The documents were discovered during an inventory of Harewood House, and the archive was deposited in the Borthwick by Lord Harewood, a former Chancellor of the University.
The Borthwick secured a £44,500 grant from the Heritage Lottery Fund to carry out remedial work on the documents, some of which were badly damaged due to the highly acidic nature of the paper and ink used when they were drafted two centuries ago. The project coincides with the bicentenary of the abolition of the slave trade.
What we are trying to do is to stop the process of decay. It’s incredibly interesting work
Catherine Dand
She is helping the Borthwick’s conservator Trevor Cooper to rescue thousands of documents, the bulk of which have been stored in a bureau and a tin chest next to a coke boiler at Harewood House. The variation in temperature has also caused serious deterioration in the paper and Trevor Cooper and Catherine have now started the painstaking task of repair and conservation.
Catherine, 22, who graduated in English at Durham University last summer, said: "I see this as a wonderful opportunity to get some experience towards my qualification as a conservator. What we are trying to do is to stop the process of decay. It’s incredibly interesting work."
Keeper of Archives at the Borthwick, Chris Webb, said: "In their present state, nobody can use these papers. They can be opened once by a conservator in the course of repair. But once repaired they will be available to everybody -- all the documents will be available in the search room at the Borthwick, while a proportion will be put online."
The papers, which span the period 1730 to 1830, were shipped across the Atlantic, once the slave trade ended.
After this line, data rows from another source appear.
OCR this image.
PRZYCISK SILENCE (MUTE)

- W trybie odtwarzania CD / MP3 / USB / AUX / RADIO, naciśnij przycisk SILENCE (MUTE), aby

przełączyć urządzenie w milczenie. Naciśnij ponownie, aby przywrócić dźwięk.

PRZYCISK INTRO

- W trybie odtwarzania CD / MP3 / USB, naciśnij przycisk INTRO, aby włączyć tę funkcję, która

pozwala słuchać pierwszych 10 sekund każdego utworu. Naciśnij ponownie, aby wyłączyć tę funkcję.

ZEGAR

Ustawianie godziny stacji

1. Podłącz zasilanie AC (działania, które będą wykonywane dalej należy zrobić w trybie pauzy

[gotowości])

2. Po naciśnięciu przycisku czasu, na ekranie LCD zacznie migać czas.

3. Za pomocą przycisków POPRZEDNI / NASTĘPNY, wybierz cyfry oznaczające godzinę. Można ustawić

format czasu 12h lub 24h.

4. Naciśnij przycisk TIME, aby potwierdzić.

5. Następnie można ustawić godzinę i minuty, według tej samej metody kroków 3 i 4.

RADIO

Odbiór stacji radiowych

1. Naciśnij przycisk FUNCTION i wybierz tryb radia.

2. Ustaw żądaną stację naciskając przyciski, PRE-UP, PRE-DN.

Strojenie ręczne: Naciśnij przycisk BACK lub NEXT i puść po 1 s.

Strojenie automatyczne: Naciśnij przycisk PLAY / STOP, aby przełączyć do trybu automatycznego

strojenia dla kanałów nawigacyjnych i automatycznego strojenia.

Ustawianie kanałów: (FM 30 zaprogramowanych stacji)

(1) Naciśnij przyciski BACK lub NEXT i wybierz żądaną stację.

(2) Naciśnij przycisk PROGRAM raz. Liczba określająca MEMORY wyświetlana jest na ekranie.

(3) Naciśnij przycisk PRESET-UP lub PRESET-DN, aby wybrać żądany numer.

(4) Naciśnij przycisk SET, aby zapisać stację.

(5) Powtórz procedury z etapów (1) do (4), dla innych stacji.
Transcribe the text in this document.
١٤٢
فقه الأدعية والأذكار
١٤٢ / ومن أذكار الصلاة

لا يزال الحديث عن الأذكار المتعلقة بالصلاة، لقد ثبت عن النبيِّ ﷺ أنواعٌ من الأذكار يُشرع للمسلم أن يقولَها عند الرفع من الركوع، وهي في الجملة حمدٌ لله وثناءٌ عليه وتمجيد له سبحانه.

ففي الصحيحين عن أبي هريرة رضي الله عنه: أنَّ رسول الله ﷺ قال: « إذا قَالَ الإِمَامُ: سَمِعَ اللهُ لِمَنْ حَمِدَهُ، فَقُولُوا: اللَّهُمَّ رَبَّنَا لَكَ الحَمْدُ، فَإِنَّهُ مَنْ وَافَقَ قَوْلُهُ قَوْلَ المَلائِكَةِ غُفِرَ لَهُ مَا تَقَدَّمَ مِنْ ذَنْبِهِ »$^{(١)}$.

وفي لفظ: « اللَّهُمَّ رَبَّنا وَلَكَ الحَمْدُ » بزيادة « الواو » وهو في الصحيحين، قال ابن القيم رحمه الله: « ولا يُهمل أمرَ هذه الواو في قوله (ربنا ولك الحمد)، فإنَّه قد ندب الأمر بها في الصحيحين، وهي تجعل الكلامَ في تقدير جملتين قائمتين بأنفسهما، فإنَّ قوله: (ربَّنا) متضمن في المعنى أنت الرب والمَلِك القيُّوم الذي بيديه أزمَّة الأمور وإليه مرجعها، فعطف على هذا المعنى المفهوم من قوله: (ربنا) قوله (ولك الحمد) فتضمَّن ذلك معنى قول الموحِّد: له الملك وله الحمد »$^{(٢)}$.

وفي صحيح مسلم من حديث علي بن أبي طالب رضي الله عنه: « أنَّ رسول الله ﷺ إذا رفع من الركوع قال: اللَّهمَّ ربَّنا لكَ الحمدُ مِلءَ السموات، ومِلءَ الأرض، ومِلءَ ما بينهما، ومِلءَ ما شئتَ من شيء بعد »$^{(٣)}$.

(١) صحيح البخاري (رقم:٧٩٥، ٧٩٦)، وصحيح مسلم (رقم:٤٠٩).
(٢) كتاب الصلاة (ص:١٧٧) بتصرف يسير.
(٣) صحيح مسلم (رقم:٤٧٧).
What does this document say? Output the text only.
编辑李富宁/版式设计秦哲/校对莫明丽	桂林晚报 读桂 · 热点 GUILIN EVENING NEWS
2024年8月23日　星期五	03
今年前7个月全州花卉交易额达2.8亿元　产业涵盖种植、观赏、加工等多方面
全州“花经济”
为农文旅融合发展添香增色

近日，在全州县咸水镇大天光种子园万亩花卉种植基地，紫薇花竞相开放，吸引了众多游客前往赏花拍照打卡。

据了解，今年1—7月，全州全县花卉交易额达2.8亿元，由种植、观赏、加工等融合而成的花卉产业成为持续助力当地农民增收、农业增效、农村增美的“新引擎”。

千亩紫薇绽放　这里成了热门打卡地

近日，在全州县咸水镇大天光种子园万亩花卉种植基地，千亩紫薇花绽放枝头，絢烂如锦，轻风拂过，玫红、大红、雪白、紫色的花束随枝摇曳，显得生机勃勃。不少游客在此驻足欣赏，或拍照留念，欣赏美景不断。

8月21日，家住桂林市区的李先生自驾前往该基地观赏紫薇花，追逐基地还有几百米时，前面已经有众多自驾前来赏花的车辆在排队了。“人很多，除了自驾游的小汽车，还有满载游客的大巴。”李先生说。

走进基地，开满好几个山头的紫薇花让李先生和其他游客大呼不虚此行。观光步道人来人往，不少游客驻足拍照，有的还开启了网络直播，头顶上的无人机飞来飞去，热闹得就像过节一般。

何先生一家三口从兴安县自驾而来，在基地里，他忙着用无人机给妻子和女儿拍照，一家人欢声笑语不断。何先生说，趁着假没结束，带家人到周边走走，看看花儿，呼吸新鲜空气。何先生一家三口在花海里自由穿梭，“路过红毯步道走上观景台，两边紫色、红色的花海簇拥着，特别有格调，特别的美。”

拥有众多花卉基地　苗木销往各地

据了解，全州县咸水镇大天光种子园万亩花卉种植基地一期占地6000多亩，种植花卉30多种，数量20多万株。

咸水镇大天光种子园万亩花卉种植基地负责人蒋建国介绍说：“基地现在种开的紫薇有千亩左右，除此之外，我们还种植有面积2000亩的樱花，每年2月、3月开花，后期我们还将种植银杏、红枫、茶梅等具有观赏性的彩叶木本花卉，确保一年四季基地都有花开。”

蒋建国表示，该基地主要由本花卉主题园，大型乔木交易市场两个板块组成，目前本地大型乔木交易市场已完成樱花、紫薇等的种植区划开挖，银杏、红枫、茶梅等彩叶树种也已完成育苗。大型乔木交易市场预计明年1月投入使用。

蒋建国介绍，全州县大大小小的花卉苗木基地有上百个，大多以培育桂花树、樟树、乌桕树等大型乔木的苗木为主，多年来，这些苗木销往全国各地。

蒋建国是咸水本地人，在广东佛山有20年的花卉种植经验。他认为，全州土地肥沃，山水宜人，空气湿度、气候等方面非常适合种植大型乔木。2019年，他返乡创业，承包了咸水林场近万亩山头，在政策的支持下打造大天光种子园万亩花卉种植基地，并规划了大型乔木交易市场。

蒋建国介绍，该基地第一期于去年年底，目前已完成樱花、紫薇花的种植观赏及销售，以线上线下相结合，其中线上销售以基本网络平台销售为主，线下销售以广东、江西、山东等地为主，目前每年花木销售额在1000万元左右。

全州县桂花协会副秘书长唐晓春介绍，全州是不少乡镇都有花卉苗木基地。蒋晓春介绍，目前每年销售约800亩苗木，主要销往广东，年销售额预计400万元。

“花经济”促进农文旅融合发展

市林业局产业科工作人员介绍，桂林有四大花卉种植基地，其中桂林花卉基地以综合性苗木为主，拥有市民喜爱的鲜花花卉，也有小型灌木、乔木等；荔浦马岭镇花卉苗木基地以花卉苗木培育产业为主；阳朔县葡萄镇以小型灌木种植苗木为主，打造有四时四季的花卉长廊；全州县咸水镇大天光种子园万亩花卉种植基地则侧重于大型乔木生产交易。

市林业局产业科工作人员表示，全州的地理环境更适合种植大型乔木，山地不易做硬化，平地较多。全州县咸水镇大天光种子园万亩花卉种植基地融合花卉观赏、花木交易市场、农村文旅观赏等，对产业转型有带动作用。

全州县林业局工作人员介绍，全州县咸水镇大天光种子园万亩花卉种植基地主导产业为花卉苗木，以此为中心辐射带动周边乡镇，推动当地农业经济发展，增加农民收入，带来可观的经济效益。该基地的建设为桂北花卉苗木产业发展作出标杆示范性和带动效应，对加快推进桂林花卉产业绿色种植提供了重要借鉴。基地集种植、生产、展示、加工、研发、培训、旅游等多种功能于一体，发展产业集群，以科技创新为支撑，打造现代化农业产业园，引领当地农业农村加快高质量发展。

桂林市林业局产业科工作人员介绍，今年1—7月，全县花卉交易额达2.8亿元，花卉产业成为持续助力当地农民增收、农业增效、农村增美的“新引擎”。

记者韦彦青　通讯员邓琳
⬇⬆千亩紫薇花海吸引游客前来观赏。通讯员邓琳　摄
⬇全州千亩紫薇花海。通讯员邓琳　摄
Most of the material was kept in the London offices of a firm of accountants called Wilkinson and Gaviler, which was destroyed during the Blitz. The surviving papers were discovered at Harewood.
Previously knowledge of the Lascelles family’s involvement in slavery was sketchy. Once this material was discovered, academics, particularly Professor Jim Walvin of the University of York’s Department of History, and Professor Simon Smith, now of the Wilberforce Institute in Hull, began to piece together the family’s dealings in the West Indies.